全固体電池と水分
2026-06-26 11:42:17

全固体電池の性能低下を水分曝露が引き起こすメカニズムの解明

全固体電池の性能低下を水分曝露が引き起こすメカニズムの解明



はじめに


株式会社東レリサーチセンター(TRC)は、全固体電池に使用される硫化物固体電解質が水分に曝露されることで、イオン伝導度が低下する原因を突き止める研究を行いました。本研究は、分光分析と結晶構造解析を組み合わせたもので、これにより水分との反応がどのように化学構造に影響を与えるかを明らかにしました。この成果は、エネルギー材料分野の学術誌「ACS Applied Energy Materials」に掲載されています。

研究の背景


全固体電池は、次世代のエネルギー貯蔵デバイスとしての期待が大きい一方で、硫化物固体電解質が大気中の水分と早く反応してしまうという問題も抱えています。
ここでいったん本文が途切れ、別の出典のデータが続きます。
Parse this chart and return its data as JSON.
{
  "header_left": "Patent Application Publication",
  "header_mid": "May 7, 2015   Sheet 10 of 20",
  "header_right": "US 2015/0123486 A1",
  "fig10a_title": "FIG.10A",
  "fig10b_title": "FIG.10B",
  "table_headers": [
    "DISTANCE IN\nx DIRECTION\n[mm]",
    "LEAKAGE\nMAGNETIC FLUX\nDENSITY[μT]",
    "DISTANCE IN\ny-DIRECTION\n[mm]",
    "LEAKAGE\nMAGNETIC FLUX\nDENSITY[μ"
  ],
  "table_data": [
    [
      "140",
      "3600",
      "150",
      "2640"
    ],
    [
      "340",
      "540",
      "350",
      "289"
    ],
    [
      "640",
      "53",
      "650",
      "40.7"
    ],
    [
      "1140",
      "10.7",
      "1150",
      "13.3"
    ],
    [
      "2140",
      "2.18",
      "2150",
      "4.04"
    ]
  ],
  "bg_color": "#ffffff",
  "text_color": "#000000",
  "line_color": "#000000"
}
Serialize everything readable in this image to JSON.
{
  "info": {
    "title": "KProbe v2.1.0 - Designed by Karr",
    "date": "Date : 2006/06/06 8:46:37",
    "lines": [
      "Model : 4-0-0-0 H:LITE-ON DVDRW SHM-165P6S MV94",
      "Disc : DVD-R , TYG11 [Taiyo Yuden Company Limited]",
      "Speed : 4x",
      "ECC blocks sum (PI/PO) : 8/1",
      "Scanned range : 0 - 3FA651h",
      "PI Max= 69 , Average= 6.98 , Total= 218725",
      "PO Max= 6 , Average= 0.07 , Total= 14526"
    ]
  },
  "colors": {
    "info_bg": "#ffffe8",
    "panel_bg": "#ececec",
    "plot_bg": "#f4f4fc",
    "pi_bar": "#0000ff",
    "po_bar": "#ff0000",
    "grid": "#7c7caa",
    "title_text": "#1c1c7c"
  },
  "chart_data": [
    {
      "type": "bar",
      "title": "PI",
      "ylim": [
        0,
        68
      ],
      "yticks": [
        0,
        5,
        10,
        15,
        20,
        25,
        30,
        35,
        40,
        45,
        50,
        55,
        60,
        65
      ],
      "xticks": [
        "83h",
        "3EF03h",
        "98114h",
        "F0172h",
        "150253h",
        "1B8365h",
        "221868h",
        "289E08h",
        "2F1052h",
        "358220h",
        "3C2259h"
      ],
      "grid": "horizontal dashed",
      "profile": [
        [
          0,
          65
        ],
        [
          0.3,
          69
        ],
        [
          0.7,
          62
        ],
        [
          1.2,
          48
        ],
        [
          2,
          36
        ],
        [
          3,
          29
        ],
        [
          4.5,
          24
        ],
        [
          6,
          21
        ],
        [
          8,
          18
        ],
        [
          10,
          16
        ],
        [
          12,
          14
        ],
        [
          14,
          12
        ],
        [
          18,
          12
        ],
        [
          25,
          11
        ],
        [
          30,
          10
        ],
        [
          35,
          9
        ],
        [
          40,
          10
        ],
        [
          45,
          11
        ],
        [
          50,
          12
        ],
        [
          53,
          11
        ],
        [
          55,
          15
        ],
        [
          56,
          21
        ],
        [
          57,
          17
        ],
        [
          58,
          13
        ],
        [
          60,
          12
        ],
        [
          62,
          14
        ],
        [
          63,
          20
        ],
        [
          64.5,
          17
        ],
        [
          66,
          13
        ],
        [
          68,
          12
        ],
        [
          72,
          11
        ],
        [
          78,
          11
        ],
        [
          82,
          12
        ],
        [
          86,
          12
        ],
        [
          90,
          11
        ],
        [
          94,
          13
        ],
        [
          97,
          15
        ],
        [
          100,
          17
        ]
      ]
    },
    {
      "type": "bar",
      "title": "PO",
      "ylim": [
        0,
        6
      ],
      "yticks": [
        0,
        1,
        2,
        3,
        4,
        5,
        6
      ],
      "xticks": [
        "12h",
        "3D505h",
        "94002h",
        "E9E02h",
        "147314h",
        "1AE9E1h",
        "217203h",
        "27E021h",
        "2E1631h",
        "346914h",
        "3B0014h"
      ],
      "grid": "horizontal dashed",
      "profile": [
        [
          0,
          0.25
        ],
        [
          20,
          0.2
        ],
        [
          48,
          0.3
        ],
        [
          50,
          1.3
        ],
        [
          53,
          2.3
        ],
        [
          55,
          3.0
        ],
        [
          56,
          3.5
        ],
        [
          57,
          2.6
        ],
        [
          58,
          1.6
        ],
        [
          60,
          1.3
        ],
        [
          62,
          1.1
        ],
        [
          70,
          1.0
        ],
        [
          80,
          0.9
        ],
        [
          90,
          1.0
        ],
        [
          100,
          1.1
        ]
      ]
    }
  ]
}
この現象は、イオン伝導度の低下を引き起こすため、実用化においてクリティカルな課題となっています。TRCの研究チームは、特にアルジロダイト型硫化物固体電解質のLi6PS5Clに注目し、その影響を分析しました。

研究の進行


研究 team は、制御された湿度環境下での実験を行いました。特に、露点を-30℃に設定した場合、イオン伝導度が実用に耐えられないレベルに低下することが確認されました。これは、全固体電池の製造プロセスにおいて想定される最悪の湿度環境を模擬しています。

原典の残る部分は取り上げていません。